A Practical Exploration of Sora — Intuitively and Exhaustively Explained
A Practical Exploration of Sora — Intuitively and Exhaustively Explained
The functionality of OpenAI’s video generation model, and the theory behind it
OpenAI recently released Sora, their cutting edge video generation model. With Sora, they also released a web UI that allows users to generate and edit videos in a variety of sophisticated and interesting ways. In this article we’ll be exploring the features of that UI, and how Sora might be enabling those features.
Who is this useful for? Anyone who wants to use AI for video generation, or wants to forge a deeper understanding of artificial intelligence.

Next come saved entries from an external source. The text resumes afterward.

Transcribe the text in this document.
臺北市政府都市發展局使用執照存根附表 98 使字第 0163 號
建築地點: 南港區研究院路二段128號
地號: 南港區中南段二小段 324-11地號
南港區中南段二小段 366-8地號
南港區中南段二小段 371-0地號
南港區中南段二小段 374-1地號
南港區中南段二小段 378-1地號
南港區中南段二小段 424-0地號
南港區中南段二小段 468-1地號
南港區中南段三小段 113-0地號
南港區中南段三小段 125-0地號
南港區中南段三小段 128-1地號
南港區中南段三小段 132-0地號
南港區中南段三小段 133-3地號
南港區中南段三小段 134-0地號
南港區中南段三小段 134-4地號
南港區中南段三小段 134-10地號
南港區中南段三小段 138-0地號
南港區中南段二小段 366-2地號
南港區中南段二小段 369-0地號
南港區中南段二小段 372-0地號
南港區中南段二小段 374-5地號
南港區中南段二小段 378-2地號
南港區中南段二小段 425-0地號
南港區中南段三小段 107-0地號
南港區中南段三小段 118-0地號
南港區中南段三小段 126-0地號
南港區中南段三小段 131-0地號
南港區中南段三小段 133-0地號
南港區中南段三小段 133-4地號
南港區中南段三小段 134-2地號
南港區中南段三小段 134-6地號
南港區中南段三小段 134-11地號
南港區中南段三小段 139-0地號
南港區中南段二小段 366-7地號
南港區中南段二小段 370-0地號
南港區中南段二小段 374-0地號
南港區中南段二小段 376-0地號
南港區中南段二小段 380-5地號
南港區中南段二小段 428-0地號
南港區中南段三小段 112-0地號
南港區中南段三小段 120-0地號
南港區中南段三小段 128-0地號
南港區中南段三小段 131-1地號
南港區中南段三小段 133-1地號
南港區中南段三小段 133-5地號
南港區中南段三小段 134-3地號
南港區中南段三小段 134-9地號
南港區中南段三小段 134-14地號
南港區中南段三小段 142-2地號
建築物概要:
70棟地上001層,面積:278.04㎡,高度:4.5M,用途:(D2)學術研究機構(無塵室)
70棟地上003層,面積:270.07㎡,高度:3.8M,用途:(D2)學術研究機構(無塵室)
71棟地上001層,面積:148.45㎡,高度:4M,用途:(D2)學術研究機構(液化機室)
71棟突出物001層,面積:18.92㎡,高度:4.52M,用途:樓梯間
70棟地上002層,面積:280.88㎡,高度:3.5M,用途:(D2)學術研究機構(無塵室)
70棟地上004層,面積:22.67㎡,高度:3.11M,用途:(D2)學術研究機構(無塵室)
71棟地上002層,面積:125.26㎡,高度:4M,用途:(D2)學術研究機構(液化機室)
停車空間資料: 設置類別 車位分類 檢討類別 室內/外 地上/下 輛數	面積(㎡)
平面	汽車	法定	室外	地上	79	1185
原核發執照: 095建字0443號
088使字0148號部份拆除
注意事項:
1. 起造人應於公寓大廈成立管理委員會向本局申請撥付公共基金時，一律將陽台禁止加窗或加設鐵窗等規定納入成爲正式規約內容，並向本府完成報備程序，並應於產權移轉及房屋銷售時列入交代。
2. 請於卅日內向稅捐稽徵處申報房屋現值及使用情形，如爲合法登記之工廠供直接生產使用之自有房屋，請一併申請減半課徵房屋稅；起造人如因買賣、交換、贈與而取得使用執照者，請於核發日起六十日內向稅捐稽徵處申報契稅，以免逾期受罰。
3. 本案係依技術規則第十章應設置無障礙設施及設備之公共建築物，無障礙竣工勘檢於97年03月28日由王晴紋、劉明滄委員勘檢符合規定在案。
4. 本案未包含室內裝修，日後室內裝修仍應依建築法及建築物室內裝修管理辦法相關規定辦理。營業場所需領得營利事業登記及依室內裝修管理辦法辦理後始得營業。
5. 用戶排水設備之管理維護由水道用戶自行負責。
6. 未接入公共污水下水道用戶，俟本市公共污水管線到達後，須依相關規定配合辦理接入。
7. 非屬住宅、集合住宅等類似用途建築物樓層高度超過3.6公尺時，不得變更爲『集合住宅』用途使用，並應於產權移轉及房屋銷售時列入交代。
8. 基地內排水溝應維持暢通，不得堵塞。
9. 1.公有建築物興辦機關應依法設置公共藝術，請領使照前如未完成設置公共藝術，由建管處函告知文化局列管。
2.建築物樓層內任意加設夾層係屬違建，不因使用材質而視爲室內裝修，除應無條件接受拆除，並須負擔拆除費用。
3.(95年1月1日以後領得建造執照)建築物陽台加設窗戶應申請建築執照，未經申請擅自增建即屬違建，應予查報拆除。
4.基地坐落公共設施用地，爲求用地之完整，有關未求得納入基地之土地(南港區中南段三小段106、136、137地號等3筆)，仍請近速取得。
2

How advanced is this post? This post is intended for a general audience, and is designed to be a gentle introduction to artificial intelligence. It also contains some speculation about how Sora works, which might be compelling for more advanced readers.
Pre-requisites: None.
A Tour of Sora
At the time of writing, here’s the main page of the Sora UI:
On the left are some of the typical suspects. The Explore section allows you to browse videos generated by other creators, and the library section allows you to browse and organize videos which you’ve generated.
To actually generate video, you use the text bar… thing at the bottom of the screen. Guides by OpenAI just refer to it as “the bottom of the screen”, and the HTML class used to define it doesn’t exactly roll off the tongue, so I’ll refer to it as the “creation bar” for our purposes.
The fundamental way of generating video with Sora is to type in some prompt and then press submit.
This will trigger a generation job, which will then appear as a progress bar in two places: in your list of videos and in your notification section at the top of the screen.
Once the generation has been completed, the results can be viewed intuitively throughout the Sora UI.
You can also upload images which can be used to inform video generation. Here, I’ve uploaded the cover of my article on LLM Routing
When you upload an image you can optionally add a prompt to describe the video you want, or you can upload the image by itself and let Sora figure out what type of video makes sense.
When generating video you can set the aspect ratio (the shape of the video),
The quality (different options available depending on your subscription tier),
the length of the video you want to create (different options for this are also available depending on your subscription tier),
and how many variations of the video you want to generate per submission.
For those wanting more granular control of video generation, you can use the storyboard.
With storyboards you can inject images, videos, and text throughout the storyboard to granularly control how frames are generated.
The strategies of prompting video generation models can be very complex. getting a result of reasonable quality can take a substantial amount of fiddling, both in terms of the content blocks and their temporal position within the storyboard. I’ll talk about the storyboard and some ideas one can employ to get higher quality results in later sections.
Circling back to the creation bar, there’s also an option for presets
This probably uses a technology called LoRA, which I cover in another article. You can think of LoRA like specially trained filters that can be applied to an AI model like Sora.
Here’s a few examples of various generations with the same prompt and different presets:
once a video’s been generated there are a few options for editing it.
you can “Re-Cut”, which is like normal video cutting, except you can use AI to change the resolution of the image, the length, etc.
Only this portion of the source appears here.